Huitième épisode: la Belge Patricia Lambert, membre du Conseil de la Fédération internationale d’aviron (FISA).

FrancsJeux: Quel a été votre parcours dans le mouvement sportif international?

Patricia Lambert: J’ai commencé très jeune à m’impliquer, à l’époque où j’étais encore rameuse, en assurant les commentaires de certaines compétitions d’aviron. J’ai ensuite prolongé l’expérience en commentant des épreuves internationales organisées en Belgique, notamment des événements FISA. Par la suite, j’ai voulu redonner à l’aviron un peu de ce que ce sport m’avait apporté. Dans cette optique, j’ai demandé à ma fédération nationale de me présenter à la commission marketing, média et promotion de la FISA. J’y ai été élue. En 2010, aux championnats du monde à Karapiro, j’ai brigué avec succès la présidence de cette même commission, désormais intitulée « Promotion des événements ». J’en assure aujourd’hui mon deuxième mandat.

Quel est aujourd’hui votre rôle?

En qualité de présidente de la commission « Promotion des événements » de la FISA, je dois servir en quelque sorte de ciment entre les différentes personnes impliquées dans l’organisation des divers championnats du monde d’aviron. Je cherche surtout à identifier les meilleures idées des uns et des autres, pour les suggérer aux organisateurs des Mondiaux disposant de moyens plus réduits, ceux des juniors ou des rameurs de moins de 23 ans par exemple. Le rôle de ma commission est de tirer tout le monde vers le haut, en évitant notamment que les organisateurs répètent les erreurs commises par le passé. Par ailleurs, je suis également membre du Conseil de la FISA, où j’essaye d’avoir une vision la plus large possible de notre discipline pour contribuer à son évolution.

Que représente pour vous la francophonie sportive?

Il est très important, je dirais même indispensable, de pouvoir utiliser au moins deux langues dans le mouvement sportif. La diversité linguistique permet d’élargir la culture du sport, d’en conserver une vision plus étendue et plus universelle. Aujourd’hui, nous sommes très centrés sur l’anglais, avec ses bons et ses mauvais côtés. Sur le plan opérationnel, cette domination est inévitable, mais elle risque à terme de réduire notre culture. Maintenir une forte présence du français constitue un coût, certes, mais cette deuxième langue est nécessaire. Dans l’aviron, le français peut contribuer à un développement toujours plus universel.

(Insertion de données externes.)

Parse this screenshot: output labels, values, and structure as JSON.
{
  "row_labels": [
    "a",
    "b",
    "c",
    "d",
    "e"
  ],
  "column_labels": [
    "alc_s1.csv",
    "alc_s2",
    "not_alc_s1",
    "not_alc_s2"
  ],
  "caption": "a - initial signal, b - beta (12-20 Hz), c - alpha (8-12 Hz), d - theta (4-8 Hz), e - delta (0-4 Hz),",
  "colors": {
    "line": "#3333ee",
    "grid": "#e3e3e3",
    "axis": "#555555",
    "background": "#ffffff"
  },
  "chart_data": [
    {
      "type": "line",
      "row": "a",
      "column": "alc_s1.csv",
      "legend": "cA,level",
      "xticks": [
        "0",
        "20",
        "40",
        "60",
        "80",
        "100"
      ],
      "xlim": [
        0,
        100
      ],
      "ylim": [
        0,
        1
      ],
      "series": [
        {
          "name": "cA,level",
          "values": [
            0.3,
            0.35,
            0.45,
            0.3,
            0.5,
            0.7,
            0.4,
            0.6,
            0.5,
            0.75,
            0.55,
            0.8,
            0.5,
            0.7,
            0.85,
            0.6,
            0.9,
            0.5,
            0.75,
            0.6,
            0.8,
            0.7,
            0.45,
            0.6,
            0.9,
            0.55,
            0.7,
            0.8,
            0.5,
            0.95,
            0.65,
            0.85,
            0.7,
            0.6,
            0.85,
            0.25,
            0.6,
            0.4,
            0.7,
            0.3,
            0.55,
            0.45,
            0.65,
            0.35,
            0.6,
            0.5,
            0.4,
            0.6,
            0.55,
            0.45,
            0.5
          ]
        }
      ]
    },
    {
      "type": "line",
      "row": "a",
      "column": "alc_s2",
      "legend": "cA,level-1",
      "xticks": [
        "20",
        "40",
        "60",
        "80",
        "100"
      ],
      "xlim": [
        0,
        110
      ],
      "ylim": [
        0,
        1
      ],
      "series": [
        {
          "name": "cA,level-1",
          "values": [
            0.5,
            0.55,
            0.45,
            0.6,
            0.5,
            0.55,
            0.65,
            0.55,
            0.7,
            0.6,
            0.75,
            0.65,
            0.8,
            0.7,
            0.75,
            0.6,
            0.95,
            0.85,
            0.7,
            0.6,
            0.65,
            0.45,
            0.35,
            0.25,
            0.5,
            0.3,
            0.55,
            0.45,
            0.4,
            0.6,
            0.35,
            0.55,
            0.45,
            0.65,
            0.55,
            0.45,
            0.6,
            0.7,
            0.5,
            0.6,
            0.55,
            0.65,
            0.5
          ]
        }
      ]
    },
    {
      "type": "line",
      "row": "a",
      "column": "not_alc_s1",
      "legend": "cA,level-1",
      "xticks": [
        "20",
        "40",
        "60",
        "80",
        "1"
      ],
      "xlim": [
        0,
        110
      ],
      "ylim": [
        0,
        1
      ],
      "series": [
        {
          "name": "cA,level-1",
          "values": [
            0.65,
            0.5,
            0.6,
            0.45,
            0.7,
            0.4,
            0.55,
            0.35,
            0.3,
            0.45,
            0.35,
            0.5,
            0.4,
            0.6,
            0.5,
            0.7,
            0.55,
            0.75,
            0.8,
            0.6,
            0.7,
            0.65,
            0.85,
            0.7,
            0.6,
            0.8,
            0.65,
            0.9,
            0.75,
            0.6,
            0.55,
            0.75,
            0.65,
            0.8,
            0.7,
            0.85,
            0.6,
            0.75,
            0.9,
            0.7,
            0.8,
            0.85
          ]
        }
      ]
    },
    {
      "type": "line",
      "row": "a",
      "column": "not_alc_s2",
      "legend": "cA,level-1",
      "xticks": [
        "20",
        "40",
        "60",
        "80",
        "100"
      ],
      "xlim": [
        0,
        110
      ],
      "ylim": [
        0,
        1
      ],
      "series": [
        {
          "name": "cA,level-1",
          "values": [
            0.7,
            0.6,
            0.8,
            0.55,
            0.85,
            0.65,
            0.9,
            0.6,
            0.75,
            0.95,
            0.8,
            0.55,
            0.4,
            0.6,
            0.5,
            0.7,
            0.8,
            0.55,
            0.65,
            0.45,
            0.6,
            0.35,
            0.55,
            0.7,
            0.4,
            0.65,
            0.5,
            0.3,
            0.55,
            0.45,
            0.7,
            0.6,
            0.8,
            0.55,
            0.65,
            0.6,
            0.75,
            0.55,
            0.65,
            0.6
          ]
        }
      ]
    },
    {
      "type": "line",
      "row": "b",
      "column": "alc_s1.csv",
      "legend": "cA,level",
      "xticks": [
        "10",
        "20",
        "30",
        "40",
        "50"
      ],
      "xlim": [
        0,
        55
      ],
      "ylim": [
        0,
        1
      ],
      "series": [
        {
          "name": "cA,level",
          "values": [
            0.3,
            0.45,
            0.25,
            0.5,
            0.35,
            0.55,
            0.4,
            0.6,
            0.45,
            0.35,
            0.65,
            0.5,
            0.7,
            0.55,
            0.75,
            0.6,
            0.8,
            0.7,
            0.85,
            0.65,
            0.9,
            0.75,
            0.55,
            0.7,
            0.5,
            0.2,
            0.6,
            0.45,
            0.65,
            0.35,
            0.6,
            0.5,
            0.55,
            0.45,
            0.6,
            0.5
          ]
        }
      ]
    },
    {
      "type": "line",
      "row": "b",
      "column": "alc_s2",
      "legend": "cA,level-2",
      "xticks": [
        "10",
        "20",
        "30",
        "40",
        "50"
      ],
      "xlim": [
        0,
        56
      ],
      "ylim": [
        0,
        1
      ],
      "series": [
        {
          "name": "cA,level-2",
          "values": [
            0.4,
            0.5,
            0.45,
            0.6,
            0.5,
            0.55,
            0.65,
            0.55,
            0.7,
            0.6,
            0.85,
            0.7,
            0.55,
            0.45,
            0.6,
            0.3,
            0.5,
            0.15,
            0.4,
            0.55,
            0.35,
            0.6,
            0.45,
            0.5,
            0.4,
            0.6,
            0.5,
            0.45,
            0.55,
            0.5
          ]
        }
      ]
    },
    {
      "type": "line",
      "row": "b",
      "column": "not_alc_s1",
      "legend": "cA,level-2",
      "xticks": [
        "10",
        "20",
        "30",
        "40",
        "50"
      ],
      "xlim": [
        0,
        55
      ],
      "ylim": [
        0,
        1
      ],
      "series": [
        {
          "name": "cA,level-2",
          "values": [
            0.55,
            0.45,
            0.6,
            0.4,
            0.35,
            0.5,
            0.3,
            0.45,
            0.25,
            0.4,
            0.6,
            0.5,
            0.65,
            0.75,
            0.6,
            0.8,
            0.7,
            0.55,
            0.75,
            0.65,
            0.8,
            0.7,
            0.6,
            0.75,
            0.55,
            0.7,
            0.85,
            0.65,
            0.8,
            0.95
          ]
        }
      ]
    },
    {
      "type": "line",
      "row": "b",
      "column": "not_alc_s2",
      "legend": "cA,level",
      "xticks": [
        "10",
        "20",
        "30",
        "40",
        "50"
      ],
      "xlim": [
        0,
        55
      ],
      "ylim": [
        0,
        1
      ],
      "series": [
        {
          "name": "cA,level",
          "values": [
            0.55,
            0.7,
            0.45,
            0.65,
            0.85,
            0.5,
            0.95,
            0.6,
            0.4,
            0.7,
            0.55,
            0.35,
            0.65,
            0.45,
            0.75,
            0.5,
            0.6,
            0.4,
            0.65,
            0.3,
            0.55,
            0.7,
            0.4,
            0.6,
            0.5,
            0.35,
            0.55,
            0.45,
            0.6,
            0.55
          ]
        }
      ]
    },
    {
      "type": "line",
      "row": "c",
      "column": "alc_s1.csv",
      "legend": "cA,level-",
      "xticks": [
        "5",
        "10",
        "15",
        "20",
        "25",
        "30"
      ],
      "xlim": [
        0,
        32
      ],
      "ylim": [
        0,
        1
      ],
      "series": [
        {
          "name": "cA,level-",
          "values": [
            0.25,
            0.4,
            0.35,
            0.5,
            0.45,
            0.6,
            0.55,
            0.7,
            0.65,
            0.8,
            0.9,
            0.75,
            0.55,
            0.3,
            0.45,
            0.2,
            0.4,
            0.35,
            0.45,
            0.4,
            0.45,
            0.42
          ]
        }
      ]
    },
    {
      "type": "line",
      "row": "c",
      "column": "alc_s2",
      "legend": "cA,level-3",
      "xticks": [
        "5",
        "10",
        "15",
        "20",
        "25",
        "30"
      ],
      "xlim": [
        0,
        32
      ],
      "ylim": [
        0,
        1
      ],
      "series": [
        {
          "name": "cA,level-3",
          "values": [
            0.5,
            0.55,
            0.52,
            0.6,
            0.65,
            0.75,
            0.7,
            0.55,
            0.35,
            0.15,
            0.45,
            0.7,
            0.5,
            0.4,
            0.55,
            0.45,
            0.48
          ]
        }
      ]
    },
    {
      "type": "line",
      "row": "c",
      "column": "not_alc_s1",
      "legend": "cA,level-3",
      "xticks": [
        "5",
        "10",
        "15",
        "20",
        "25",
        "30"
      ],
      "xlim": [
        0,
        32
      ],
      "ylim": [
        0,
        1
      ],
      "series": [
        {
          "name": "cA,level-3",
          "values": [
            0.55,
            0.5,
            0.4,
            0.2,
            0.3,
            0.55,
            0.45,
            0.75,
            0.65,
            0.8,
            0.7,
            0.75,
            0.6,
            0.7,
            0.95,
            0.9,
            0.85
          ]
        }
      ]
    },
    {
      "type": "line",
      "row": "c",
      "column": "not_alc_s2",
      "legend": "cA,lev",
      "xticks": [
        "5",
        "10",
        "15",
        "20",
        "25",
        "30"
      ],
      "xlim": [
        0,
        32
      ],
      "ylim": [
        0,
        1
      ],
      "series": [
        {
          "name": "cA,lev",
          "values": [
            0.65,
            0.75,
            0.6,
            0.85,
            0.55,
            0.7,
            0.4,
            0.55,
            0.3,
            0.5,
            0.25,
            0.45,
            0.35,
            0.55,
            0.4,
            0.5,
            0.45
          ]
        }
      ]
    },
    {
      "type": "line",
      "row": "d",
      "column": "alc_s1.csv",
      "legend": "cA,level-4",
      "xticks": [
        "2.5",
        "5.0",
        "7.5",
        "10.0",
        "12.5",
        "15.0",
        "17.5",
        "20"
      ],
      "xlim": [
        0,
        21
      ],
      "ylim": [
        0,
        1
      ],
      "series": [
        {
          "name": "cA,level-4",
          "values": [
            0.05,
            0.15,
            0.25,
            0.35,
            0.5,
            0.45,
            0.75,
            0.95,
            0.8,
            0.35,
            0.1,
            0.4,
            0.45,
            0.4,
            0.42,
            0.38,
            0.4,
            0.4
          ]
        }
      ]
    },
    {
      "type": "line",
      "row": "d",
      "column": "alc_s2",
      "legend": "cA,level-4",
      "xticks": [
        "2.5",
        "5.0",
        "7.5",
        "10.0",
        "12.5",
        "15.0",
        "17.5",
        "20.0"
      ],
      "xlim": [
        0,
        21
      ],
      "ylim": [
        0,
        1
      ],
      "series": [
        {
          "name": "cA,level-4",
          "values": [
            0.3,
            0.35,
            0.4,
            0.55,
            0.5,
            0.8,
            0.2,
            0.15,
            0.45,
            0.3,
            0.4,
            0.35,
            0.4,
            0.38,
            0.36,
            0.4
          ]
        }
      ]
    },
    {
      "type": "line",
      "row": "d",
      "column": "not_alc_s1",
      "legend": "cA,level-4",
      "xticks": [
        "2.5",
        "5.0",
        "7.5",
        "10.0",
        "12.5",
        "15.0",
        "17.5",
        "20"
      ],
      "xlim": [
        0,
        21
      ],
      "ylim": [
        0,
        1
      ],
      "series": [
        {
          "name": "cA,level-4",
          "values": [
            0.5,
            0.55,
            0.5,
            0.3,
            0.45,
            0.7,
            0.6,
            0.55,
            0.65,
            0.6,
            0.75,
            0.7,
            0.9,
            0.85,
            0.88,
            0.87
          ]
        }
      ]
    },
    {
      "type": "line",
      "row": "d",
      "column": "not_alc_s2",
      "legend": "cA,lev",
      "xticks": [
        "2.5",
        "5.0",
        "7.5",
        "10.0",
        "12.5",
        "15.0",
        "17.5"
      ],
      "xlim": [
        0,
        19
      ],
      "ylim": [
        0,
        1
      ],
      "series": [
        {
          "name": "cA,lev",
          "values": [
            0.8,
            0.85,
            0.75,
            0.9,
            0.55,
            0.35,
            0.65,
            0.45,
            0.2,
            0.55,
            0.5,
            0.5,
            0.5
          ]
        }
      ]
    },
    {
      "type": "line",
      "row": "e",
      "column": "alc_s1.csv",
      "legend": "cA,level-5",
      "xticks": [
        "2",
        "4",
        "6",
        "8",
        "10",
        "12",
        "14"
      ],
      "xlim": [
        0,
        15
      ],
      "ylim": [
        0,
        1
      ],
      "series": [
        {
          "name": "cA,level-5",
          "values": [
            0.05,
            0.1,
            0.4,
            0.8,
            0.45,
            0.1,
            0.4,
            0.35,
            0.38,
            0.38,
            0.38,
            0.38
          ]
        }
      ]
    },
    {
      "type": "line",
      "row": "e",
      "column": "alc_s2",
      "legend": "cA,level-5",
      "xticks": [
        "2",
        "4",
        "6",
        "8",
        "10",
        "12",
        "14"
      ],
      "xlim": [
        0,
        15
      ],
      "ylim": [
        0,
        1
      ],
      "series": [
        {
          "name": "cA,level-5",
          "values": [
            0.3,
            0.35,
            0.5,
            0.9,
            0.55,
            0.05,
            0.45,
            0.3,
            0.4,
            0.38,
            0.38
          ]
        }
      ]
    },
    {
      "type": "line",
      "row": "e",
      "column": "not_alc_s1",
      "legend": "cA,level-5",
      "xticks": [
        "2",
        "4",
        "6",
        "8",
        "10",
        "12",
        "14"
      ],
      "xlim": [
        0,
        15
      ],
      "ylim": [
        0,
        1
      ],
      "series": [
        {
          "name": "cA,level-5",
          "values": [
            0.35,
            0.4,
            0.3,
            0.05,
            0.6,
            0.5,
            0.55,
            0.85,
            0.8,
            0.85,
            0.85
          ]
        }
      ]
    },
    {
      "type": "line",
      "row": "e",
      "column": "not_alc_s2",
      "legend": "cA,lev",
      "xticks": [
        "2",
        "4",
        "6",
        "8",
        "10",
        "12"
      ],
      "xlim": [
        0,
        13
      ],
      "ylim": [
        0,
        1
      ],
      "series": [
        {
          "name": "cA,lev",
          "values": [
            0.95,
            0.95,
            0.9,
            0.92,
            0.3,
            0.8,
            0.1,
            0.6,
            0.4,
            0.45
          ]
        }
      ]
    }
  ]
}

Qu’attendez-vous des Jeux de Rio en 2016?

Ils vont constituer une étape très importante pour l’avenir de l’aviron. Nous aurons la chance de bénéficier, à Rio, d’une site de compétitions superbe et idéalement situé, au cœur de la ville. Nous devrons en profiter à fond pour montrer que l’aviron peut être spectaculaire, avec des athlètes porteurs des valeurs que nous défendons. Aux Jeux de Rio, l’aviron doit montrer tous ses atouts pour rentrer dans les critères de l’Agenda 2020 du CIO.